School Name: Hazelgrove
School District: SD#36 Surrey
Inquiry Team Members: Amber Geremia: email@example.com, Nancy Skjonhals: firstname.lastname@example.org, Kerry Schwab: email@example.com
Inquiry Team Contact Email: firstname.lastname@example.org
Type of Inquiry: NOIIE
Grade Levels: Primary (K-3), Intermediate (4-7)
Curricular Area(s): Arts Education, Science, Social Studies
Focus Addressed: Indigenous understandings (for example, Traditional Knowledge, oral history, reconciliation), Land, Nature or Place-based learning
In one sentence, what was your focus for the year? Connection to place, promoting personal connections with nature, learning through careful observation, and local plants and animals that are around us.
Scanning: In addition to the 4 questions, we also asked about time spent outside, and if they could name any of the trees or plants in the park beside the school. None of the students were able to connect their learning to anything outside the learning that takes place in the school. The students that we questioned had not explored the paths behind the school, and only went to the park to play on the equipment. The students could not name any plants that are in the area. We connected our questions to the First Peoples Principle: “Learning is holistic, reflexive, reflective, experiential, and relational (focused on connectedness, on reciprocal relationships, and a sense of place).”
Focus: During our scan we really noticed how disconnected the students were to their natural surroundings. We were hoping to help foster connections for the students to the place that we live. We wanted them to understand whose traditional territory the school is on and gain an appreciation for the gifts on this land (foods, medicines, etc.). We wanted the students to practice observing and looking closely to what is around them.
Hunch: Our hunch is that the students need to spend more time outside and connect with nature. The area around the school is densely populated; however, there are still some areas of the neighbourhood that can be used to explore nature. We think the students would benefit from taking time and looking closely at what nature exists around them. We hope that the students will develop a sense of respect and connection to the environment.
New Professional Learning: We purchased books and resources to support our understanding and learning about local plants. We explored our district resources, attended workshops, and spent some time exploring areas around the school. We purchased some resources to share with other staff to explore outdoor learning and connection to place, and the local plants and animals that we can find in the school neighbourhood (i.e. plant cards, bird cards, identification pamphlets, magnifying glasses, go find it game, photographs, resource books, etc.).
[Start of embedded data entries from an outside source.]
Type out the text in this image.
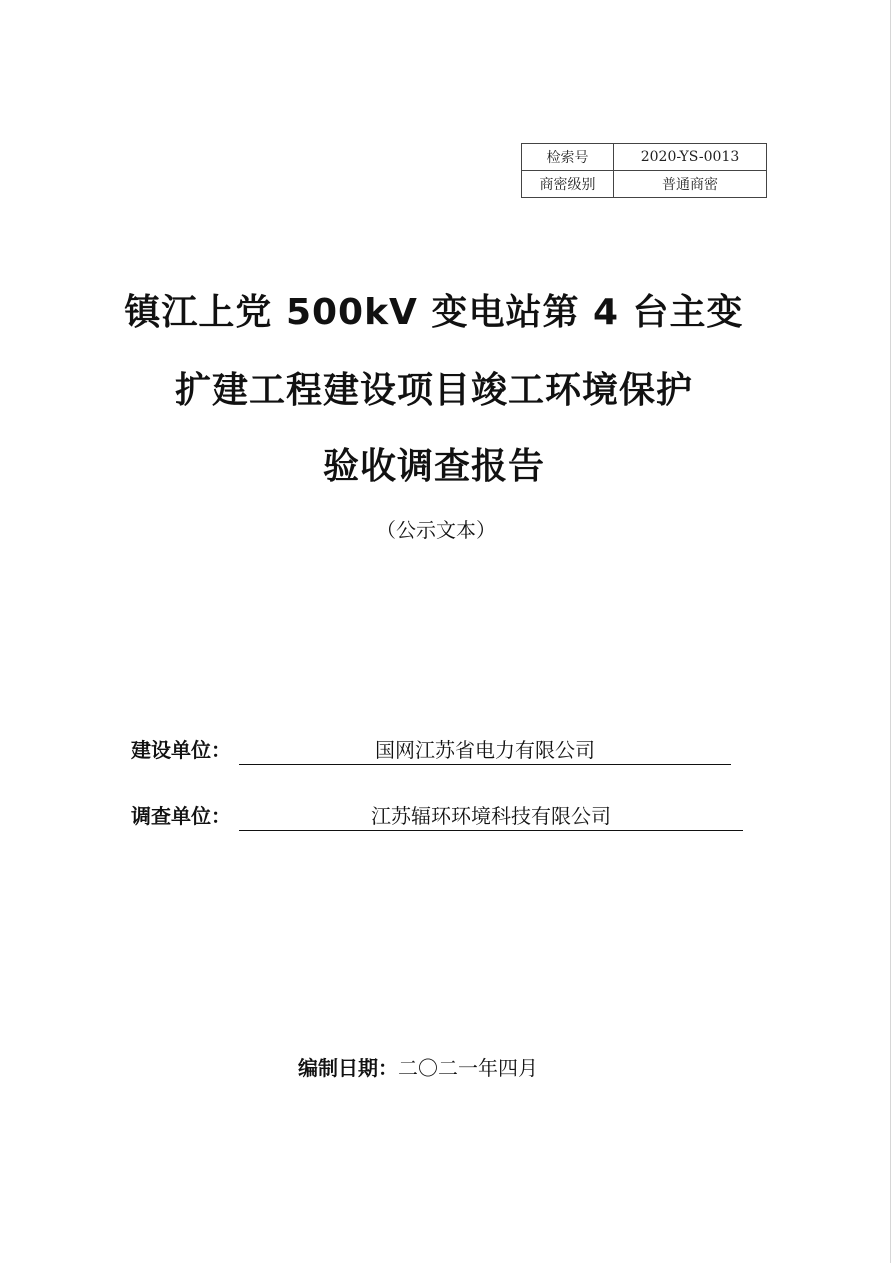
检索号	2020-YS-0013
商密级别	普通商密
镇江上党 500kV 变电站第 4 台主变
扩建工程建设项目竣工环境保护
验收调查报告
（公示文本）
建设单位：	国网江苏省电力有限公司
调查单位：	江苏辐环环境科技有限公司
编制日期：二〇二一年四月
Taking Action: We really wanted to focus on experiential learning for both ourselves and our students. First, we focused on the history of the place where we live. We read several Coast Salish stories and connected it to the place that we live. My class went outside on short field trips to a small wooded area in our neighbourhood. Each week we took notes, made observations, and paused and reflected on what we saw, what was different and what we think would happen next. We did several activities that focused on having students take their time to look closely. Students practiced identifying the variety of plants and animals we saw. We learned about traditional plant uses and watched videos about local trees and plants. We had conversations about invasive plants/animals and discussed the consequences. We used these opportunities to connect to other areas of the curriculum and embedded art into documenting what we observed. We were very lucky see some amazing birds, such as ravens and eagles, and even a blue heron. The students loved learning about the local birds — it has left an impact on them; many of their year end reflections on favourite things they have learned this year included learning about birds. I have created a PowerPoint to share with the staff that includes outdoor learning ideas involving local plants and animals.
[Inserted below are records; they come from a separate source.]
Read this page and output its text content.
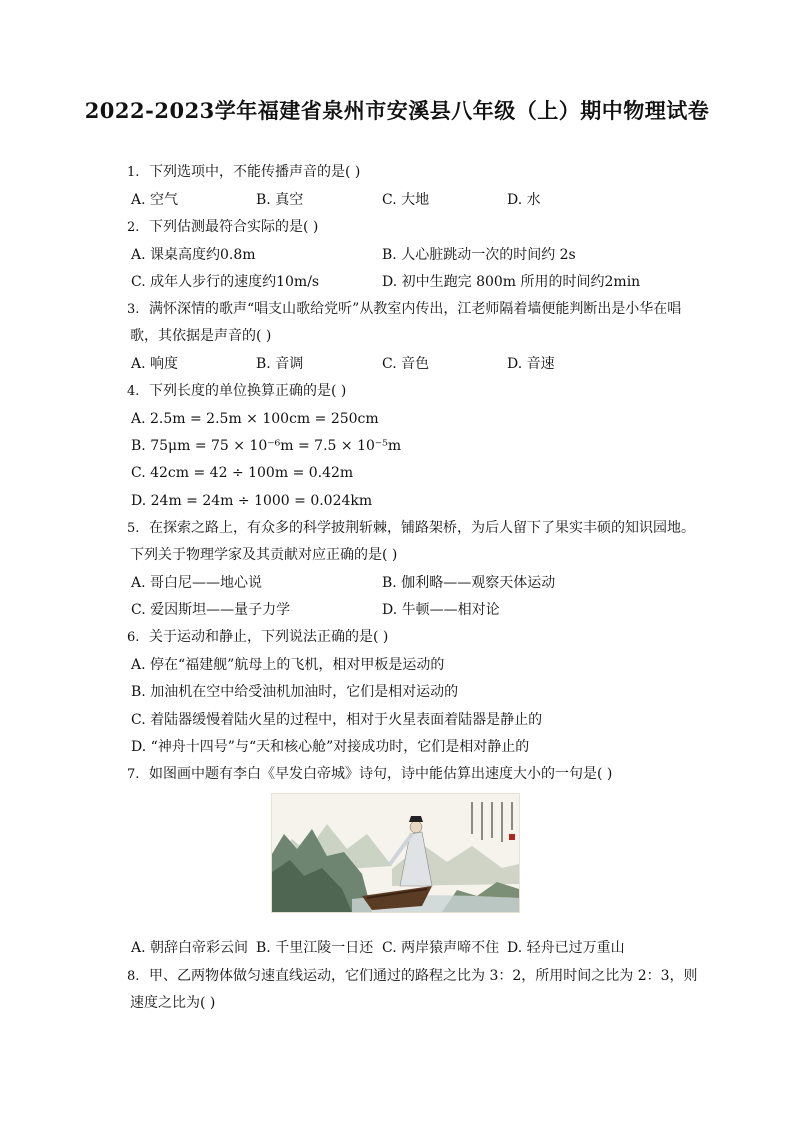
2022-2023学年福建省泉州市安溪县八年级（上）期中物理试卷
1. 下列选项中，不能传播声音的是( )
A. 空气	B. 真空	C. 大地	D. 水
2. 下列估测最符合实际的是( )
A. 课桌高度约0.8m	B. 人心脏跳动一次的时间约 2s
C. 成年人步行的速度约10m/s	D. 初中生跑完 800m 所用的时间约2min
3. 满怀深情的歌声“唱支山歌给党听”从教室内传出，江老师隔着墙便能判断出是小华在唱
歌，其依据是声音的( )
A. 响度	B. 音调	C. 音色	D. 音速
4. 下列长度的单位换算正确的是( )
A. 2.5m = 2.5m × 100cm = 250cm
B. 75μm = 75 × 10⁻⁶m = 7.5 × 10⁻⁵m
C. 42cm = 42 ÷ 100m = 0.42m
D. 24m = 24m ÷ 1000 = 0.024km
5. 在探索之路上，有众多的科学披荆斩棘，铺路架桥，为后人留下了果实丰硕的知识园地。
下列关于物理学家及其贡献对应正确的是( )
A. 哥白尼——地心说	B. 伽利略——观察天体运动
C. 爱因斯坦——量子力学	D. 牛顿——相对论
6. 关于运动和静止，下列说法正确的是( )
A. 停在“福建舰”航母上的飞机，相对甲板是运动的
B. 加油机在空中给受油机加油时，它们是相对运动的
C. 着陆器缓慢着陆火星的过程中，相对于火星表面着陆器是静止的
D. “神舟十四号”与“天和核心舱”对接成功时，它们是相对静止的
7. 如图画中题有李白《早发白帝城》诗句，诗中能估算出速度大小的一句是( )
A. 朝辞白帝彩云间 B. 千里江陵一日还 C. 两岸猿声啼不住 D. 轻舟已过万重山
8. 甲、乙两物体做匀速直线运动，它们通过的路程之比为 3：2，所用时间之比为 2：3，则
速度之比为( )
Checking: The baseline was that the students were disconnected to the land and nature around them. They also had a hard time connecting their learning to their lives, and to where their learning was going. The students took much longer to answer the questions and seemed to be thinking more deeply about it. One thing that really stands out is that the students are now bringing what they have learned home with them. They are sharing what they have learned with their families and connecting with the local area on their own time. The students have become more aware of respecting nature and feel responsible for taking care of it. The students feel more connected to their learning and the land that we live on. The students were asked to write and draw what they had learned during these outdoor learning experiences; we were amazed with what they were able to take from it. We were satisfied with the results and hope to continue our learning and transforming our practices.
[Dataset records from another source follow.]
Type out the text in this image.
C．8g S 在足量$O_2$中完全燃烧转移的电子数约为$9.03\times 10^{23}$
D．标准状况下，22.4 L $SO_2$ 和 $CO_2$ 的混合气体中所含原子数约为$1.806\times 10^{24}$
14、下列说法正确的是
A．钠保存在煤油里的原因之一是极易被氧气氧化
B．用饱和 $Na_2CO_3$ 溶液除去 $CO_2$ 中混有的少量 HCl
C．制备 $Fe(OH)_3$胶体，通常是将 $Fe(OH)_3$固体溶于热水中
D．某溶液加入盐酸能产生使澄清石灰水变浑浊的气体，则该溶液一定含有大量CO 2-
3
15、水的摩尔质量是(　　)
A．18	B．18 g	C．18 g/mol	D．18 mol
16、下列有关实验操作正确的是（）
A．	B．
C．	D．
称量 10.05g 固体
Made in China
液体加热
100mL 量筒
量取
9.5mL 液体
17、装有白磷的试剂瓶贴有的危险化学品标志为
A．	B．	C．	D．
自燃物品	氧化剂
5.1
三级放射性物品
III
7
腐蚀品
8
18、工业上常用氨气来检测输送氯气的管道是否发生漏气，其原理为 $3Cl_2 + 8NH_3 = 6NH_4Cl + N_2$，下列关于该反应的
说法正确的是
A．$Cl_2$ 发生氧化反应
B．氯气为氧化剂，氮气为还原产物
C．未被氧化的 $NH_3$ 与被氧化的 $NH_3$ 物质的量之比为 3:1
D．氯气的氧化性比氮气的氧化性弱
Reflections/Advice: We learned that “learning takes patience and time.” When the students had chances to connected their learning to themselves, and had time to think deeply about things, they were able to thrive. Even though at times being outside can be unpredictable, and things may not go as planned, the students were learning to be flexible with their learning, and that just getting outside was important. We learned that student driven learning can be rich and meaningful, as activities were often centered around what the students were interested in. We hope that our experiences and enthusiasm will inspire more teachers to take their students outside. Moving forward, we hope to provide opportunities to collaborate as this has been a challenge because of Covid restrictions.